There may be uncertainty about how much giving and caring is required for beneficence by the nurse.
In some situations, there may be disagreement about which course of action will yield the most beneficial outcomes for patients.
The commitment to the good of an individual patient may sometimes conflict with the commitment to the good of others.
This conflict is especially pronounced during a shortage of health care resources, where prioritization is crucial.
Clear Requirements of Beneficence:
Even when the requirements of beneficence are clear to the nurse,
Other ethical issues may arise involving additional values.
Incompatibility of Values:
The patient's values and wishes may conflict with the nurse's values.
They may also contradict the plan of care that the nurse believes is beneficial.
Weighing Concerns:
The nurse must carefully balance concern for the patient’s health with respect for the patient’s autonomy.
Autonomy signifies the patient's right to choose their treatment path.
Risks of Paternalism:
The nurse's positive desire to help can lead to paternalism if it goes unchecked.
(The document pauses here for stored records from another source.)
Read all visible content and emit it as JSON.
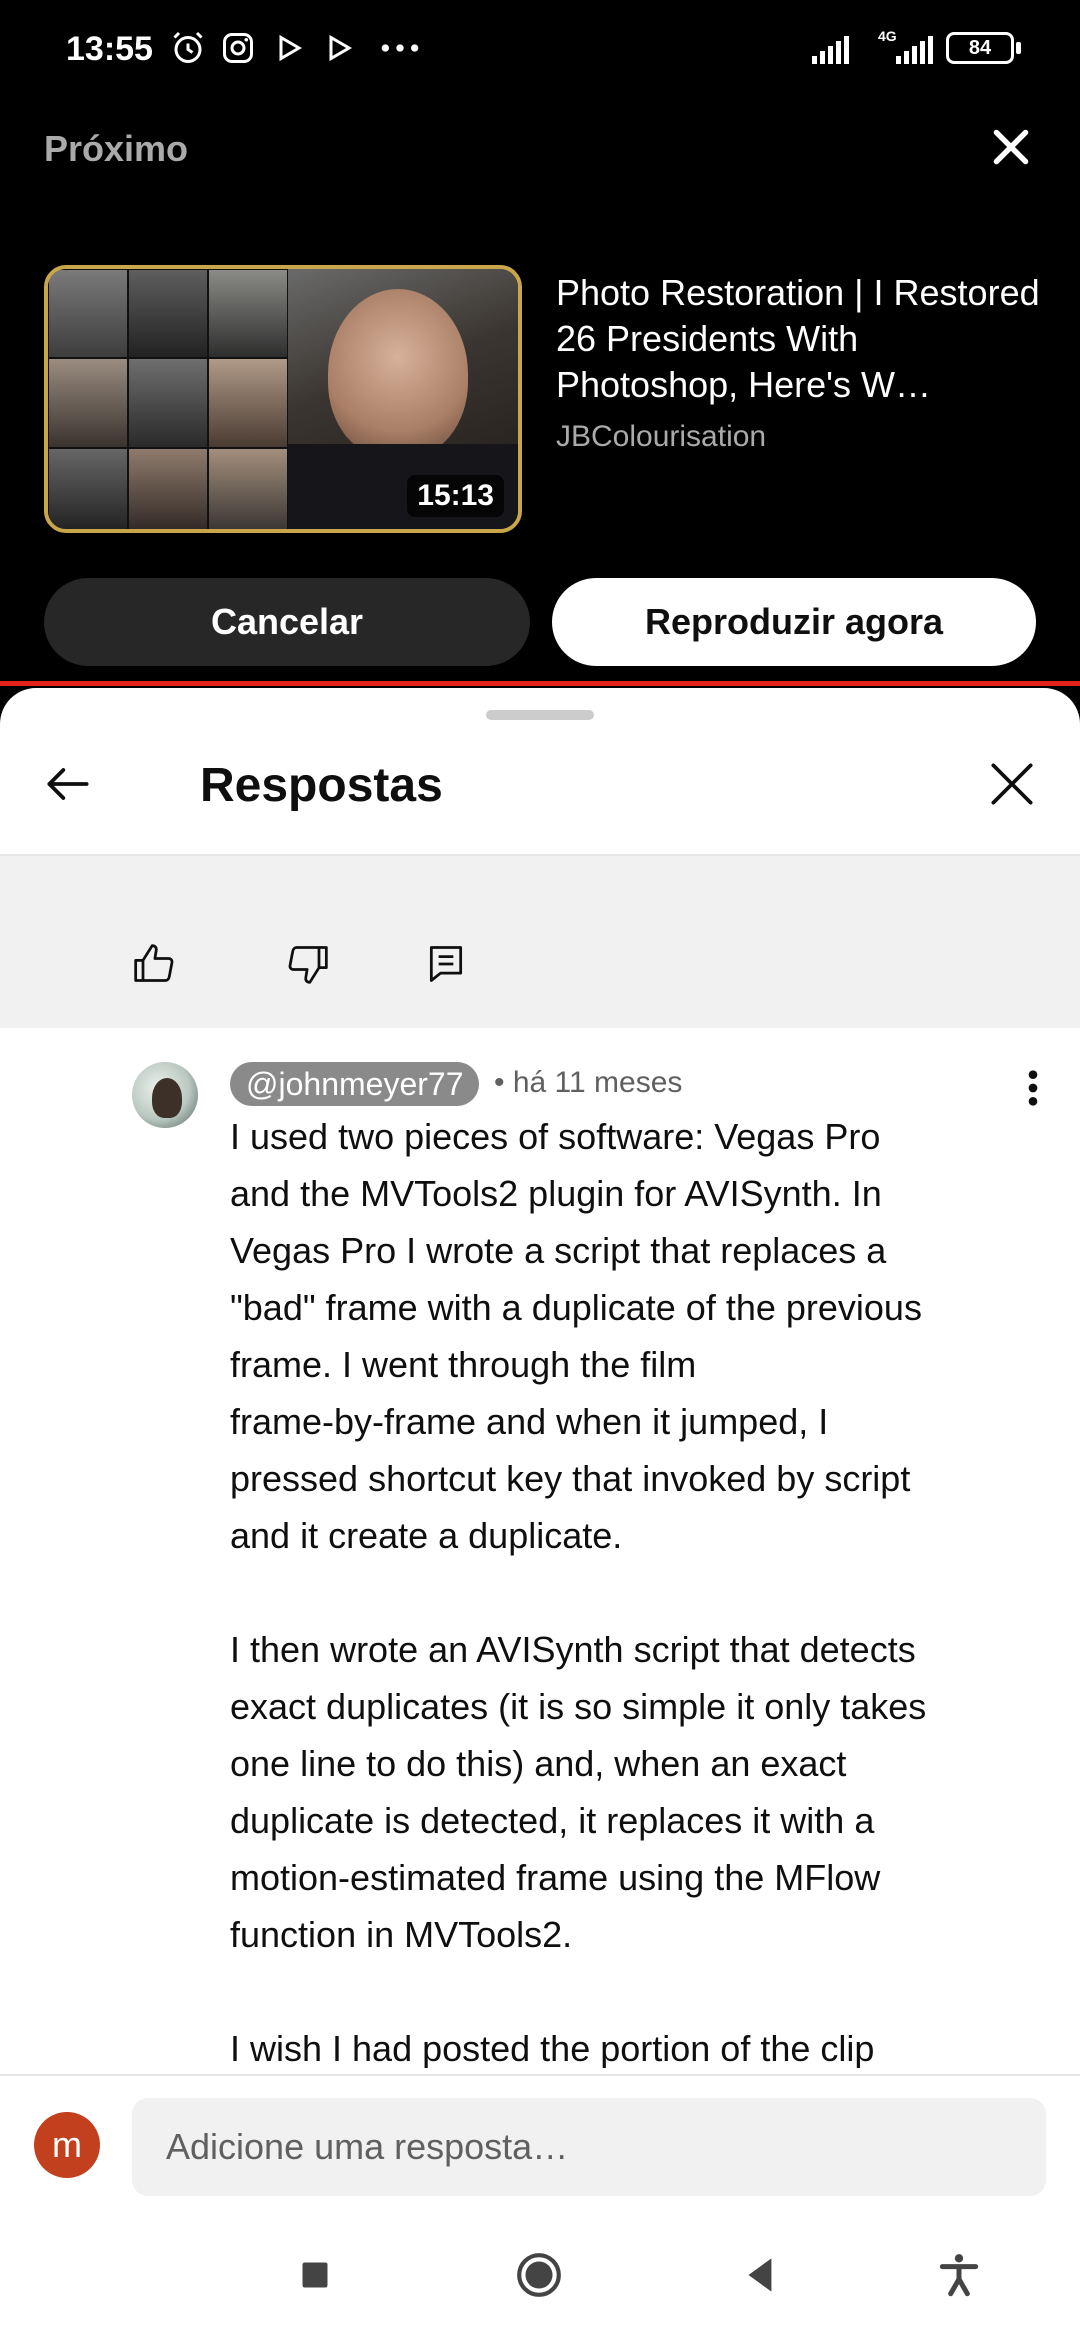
{
  "status": {
    "time": "13:55",
    "battery": "84",
    "network": "4G"
  },
  "upnext": {
    "label": "Próximo",
    "video_title": "Photo Restoration | I Restored 26 Presidents With Photoshop, Here's W…",
    "channel": "JBColourisation",
    "duration": "15:13",
    "cancel_label": "Cancelar",
    "play_label": "Reproduzir agora"
  },
  "sheet": {
    "title": "Respostas"
  },
  "comment": {
    "author": "@johnmeyer77",
    "time": "• há 11 meses",
    "text": "I used two pieces of software: Vegas Pro\nand the MVTools2 plugin for AVISynth. In\nVegas Pro I wrote a script that replaces a\n\"bad\" frame with a duplicate of the previous\nframe. I went through the film\nframe-by-frame and when it jumped, I\npressed shortcut key that invoked by script\nand it create a duplicate.\n\nI then wrote an AVISynth script that detects\nexact duplicates (it is so simple it only takes\none line to do this) and, when an exact\nduplicate is detected, it replaces it with a\nmotion-estimated frame using the MFlow\nfunction in MVTools2.\n\nI wish I had posted the portion of the clip"
  },
  "reply": {
    "user_initial": "m",
    "placeholder": "Adicione uma resposta…"
  },
  "colors": {
    "accent_red": "#e2231a",
    "gold_frame": "#c9a64a",
    "user_avatar": "#c3401e"
  }
}
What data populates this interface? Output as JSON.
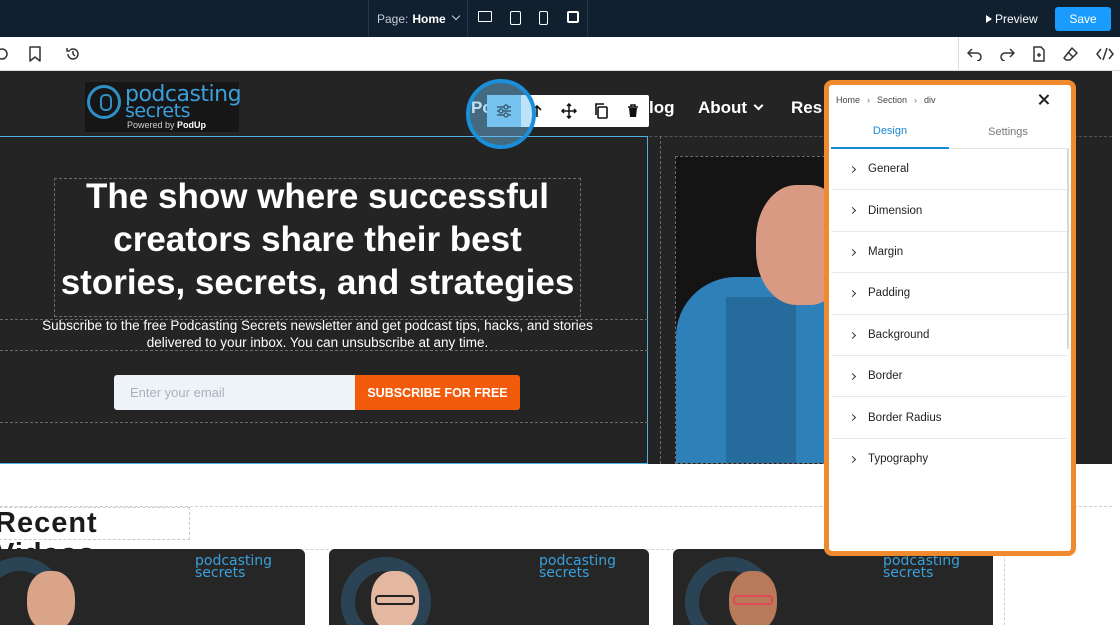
{
  "topbar": {
    "page_label": "Page:",
    "page_value": "Home",
    "preview_label": "Preview",
    "save_label": "Save"
  },
  "hero": {
    "logo": {
      "line1": "podcasting",
      "line2": "secrets",
      "powered_prefix": "Powered by",
      "powered_brand": "PodUp"
    },
    "nav": {
      "partial_left": "Po",
      "blog": "log",
      "about": "About",
      "resources_partial": "Res"
    },
    "headline": "The show where successful creators share their best stories, secrets, and strategies",
    "subtext": "Subscribe to the free Podcasting Secrets newsletter and get podcast tips, hacks, and stories delivered to your inbox. You can unsubscribe at any time.",
    "email_placeholder": "Enter your email",
    "subscribe_label": "SUBSCRIBE FOR FREE"
  },
  "recent": {
    "title": "Recent Videos",
    "card_logo_line1": "podcasting",
    "card_logo_line2": "secrets"
  },
  "panel": {
    "breadcrumb": [
      "Home",
      "Section",
      "div"
    ],
    "tabs": [
      "Design",
      "Settings"
    ],
    "properties": [
      "General",
      "Dimension",
      "Margin",
      "Padding",
      "Background",
      "Border",
      "Border Radius",
      "Typography"
    ]
  },
  "colors": {
    "accent_blue": "#1a9bff",
    "subscribe_orange": "#f35b0c",
    "panel_highlight": "#f08a2e",
    "topbar_bg": "#11202e"
  },
  "icons": {
    "toolbar_left": [
      "bookmark-icon",
      "history-icon"
    ],
    "toolbar_right": [
      "undo-icon",
      "redo-icon",
      "export-icon",
      "eraser-icon",
      "code-icon"
    ],
    "element_toolbar": [
      "settings-sliders-icon",
      "arrow-up-icon",
      "move-icon",
      "duplicate-icon",
      "trash-icon"
    ]
  }
}
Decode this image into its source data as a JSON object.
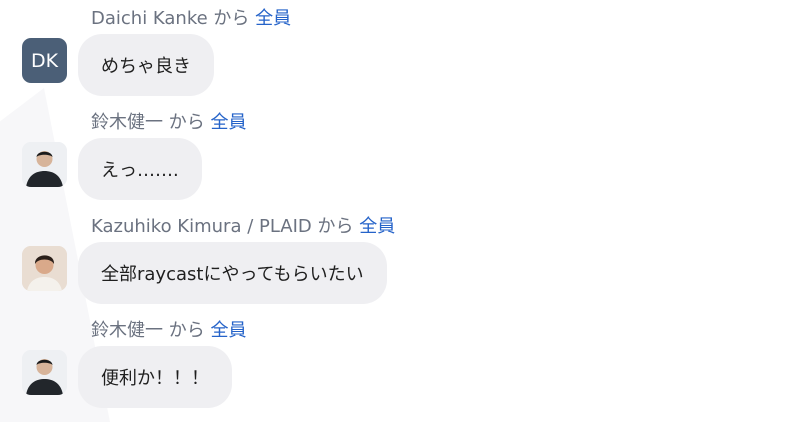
{
  "chat": {
    "messages": [
      {
        "sender": "Daichi Kanke",
        "sep": " から ",
        "recipient": "全員",
        "avatar_text": "DK",
        "avatar_type": "initials",
        "text": "めちゃ良き"
      },
      {
        "sender": "鈴木健一",
        "sep": " から ",
        "recipient": "全員",
        "avatar_type": "photo",
        "text": "えっ……."
      },
      {
        "sender": "Kazuhiko Kimura / PLAID",
        "sep": " から ",
        "recipient": "全員",
        "avatar_type": "photo",
        "text": "全部raycastにやってもらいたい"
      },
      {
        "sender": "鈴木健一",
        "sep": " から ",
        "recipient": "全員",
        "avatar_type": "photo",
        "text": "便利か！！！"
      }
    ]
  },
  "colors": {
    "sender_text": "#6b7280",
    "recipient_link": "#2563c9",
    "bubble_bg": "#efeff2",
    "initials_avatar_bg": "#4b5f77"
  }
}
Paternalism involves making decisions for the patient under the belief it is in their best interest.
Ethical Justification:
While ethics does not outright forbid paternalism, it necessitates justification.
Nurses must be ready to explain decisions that prioritize beneficial actions over the patient's autonomy.
Doing good and benefiting others extends beyond mere good intentions.
The concept of beneficence may appear simple at first glance.
Upon deeper scrutiny, this simplicity reveals its deceptive nature.
Each case presented highlights distinct features of beneficence.
These cases also emphasize various issues that impact ethical nursing practice.